For some (many) people I will be able to remove them *without* republishing (on the fly)  sometime after the expiration date.. It'll depend on someone (anyone) visiting the lockdown page which will trigger the removal of expired users.

For some folks (anyone who has to use the 'alternate configuration method') I am not able to turn off account access on the fly, I will be able to stop them from seeing the content on the actual lockdown page but that person could still be able to jump to a nested page (until you republished the site at which point they would be locked out)

The key message is that it will work fine if you are willing to live with the 'expiration' date as a 'do not shut them off sooner than this date but it's-ok-if-they-have-access-beyond-that-for-a-bit' where the 'a bit' is defined by how often you republish your RW site, how active people visit it and how often the lockdown page is visited.

Releases of Lockdown prior to 1.65U had a problem with Authorization redirects (also known as 401 redirects)

You see 401 redirects require that the redirect page be an absolute path on the server (such as '/pages/error.html) while the other error pages allow full URL's (such as http://www.google.com)

See here for a write up of this but the short answer is I now specifically disallow external URL's and format the internal (e.g. within RW) urls as absolute paths.

There is one odd side effect that I don't completely understand. If you go to a document with a password and hit 'cancel' it keeps on asking you. If you hit cancel enough times it eventually directs you to the error page *minus* the CSS, javascript, themes, etc.

If anyone understands why let me know. I've been scratching my head over it and don't have a good answer yet.

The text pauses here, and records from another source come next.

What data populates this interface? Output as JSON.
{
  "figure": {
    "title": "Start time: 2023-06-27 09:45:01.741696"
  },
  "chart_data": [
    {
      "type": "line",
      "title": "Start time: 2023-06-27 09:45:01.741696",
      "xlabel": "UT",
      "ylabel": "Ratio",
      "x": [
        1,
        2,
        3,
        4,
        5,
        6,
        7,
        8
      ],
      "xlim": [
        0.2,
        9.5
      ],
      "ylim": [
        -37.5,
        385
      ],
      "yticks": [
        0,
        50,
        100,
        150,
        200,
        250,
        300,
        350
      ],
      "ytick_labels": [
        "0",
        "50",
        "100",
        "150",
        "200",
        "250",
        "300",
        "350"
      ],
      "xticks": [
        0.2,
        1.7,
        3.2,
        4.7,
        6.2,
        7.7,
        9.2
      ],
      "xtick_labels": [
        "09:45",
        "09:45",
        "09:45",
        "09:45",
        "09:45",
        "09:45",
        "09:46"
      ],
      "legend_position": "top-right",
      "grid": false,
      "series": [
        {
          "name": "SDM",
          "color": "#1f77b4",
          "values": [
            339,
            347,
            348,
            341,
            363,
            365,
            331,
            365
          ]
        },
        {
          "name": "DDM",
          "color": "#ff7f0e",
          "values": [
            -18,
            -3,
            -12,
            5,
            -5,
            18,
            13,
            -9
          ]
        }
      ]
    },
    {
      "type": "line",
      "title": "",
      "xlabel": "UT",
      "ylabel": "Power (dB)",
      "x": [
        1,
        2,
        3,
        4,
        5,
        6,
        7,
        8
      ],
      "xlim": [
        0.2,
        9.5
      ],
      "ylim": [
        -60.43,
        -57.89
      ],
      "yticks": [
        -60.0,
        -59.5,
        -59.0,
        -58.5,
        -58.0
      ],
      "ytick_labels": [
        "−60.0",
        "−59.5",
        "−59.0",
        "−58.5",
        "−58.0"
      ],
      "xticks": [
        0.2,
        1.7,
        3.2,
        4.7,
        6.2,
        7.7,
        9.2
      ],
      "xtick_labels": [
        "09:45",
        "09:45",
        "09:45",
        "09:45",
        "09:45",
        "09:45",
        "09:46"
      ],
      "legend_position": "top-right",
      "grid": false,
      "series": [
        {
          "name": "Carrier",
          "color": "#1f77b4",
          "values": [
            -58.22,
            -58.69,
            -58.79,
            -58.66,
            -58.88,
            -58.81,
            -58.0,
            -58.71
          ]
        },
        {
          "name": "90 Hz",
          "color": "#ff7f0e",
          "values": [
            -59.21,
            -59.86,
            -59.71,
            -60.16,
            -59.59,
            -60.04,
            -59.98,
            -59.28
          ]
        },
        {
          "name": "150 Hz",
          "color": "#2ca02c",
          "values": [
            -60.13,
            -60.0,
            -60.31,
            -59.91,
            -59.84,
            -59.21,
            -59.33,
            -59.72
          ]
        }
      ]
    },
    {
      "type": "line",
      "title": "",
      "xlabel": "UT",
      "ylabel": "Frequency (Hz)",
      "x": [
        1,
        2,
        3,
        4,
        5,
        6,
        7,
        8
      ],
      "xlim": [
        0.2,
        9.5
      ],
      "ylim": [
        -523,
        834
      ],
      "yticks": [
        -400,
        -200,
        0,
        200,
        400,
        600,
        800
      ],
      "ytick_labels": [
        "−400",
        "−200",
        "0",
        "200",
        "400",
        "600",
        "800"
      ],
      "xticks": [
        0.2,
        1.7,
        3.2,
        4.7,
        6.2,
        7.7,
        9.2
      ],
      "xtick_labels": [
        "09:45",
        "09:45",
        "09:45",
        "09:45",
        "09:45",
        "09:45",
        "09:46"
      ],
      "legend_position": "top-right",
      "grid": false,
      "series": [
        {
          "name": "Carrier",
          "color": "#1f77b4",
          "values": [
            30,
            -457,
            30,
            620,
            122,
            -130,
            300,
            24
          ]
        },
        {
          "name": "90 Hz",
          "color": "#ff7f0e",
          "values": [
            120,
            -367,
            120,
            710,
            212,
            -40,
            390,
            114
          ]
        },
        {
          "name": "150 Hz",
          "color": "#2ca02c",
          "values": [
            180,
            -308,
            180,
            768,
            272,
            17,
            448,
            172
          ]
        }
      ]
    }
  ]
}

In the meantime if you have this problem the easy solution is to use a HTML page without a theme (you can turn the theme off for HTML pages) and have a simple document saying with a URL link back to the main web page.

Starting with lockdown 1.68 the option was added to the setup menu to select two types of encryptions. MD5 or CRYPT.

What happens is the passwords are stored on the server encrypted -- Previously Lockdown used MD5 style encryption which is very strong and allows for long passwords. However some servers don't support MD5. In that case you can select CRYPT.

The only thing to be aware of is that using CRYPT requires the password is < 8 characters. Anything over 8 characters is ignored so if you have a password of "goatcheesesteak" and "goatcheesesandwich" they would both appear to be the same password to CRYPT where MD5 would recognize them as being different.

In general I recommend MD5. If that works you are done. If, however, you have problems with passwords not being recognized you may want to try CRYPT to see if it fixes the problem.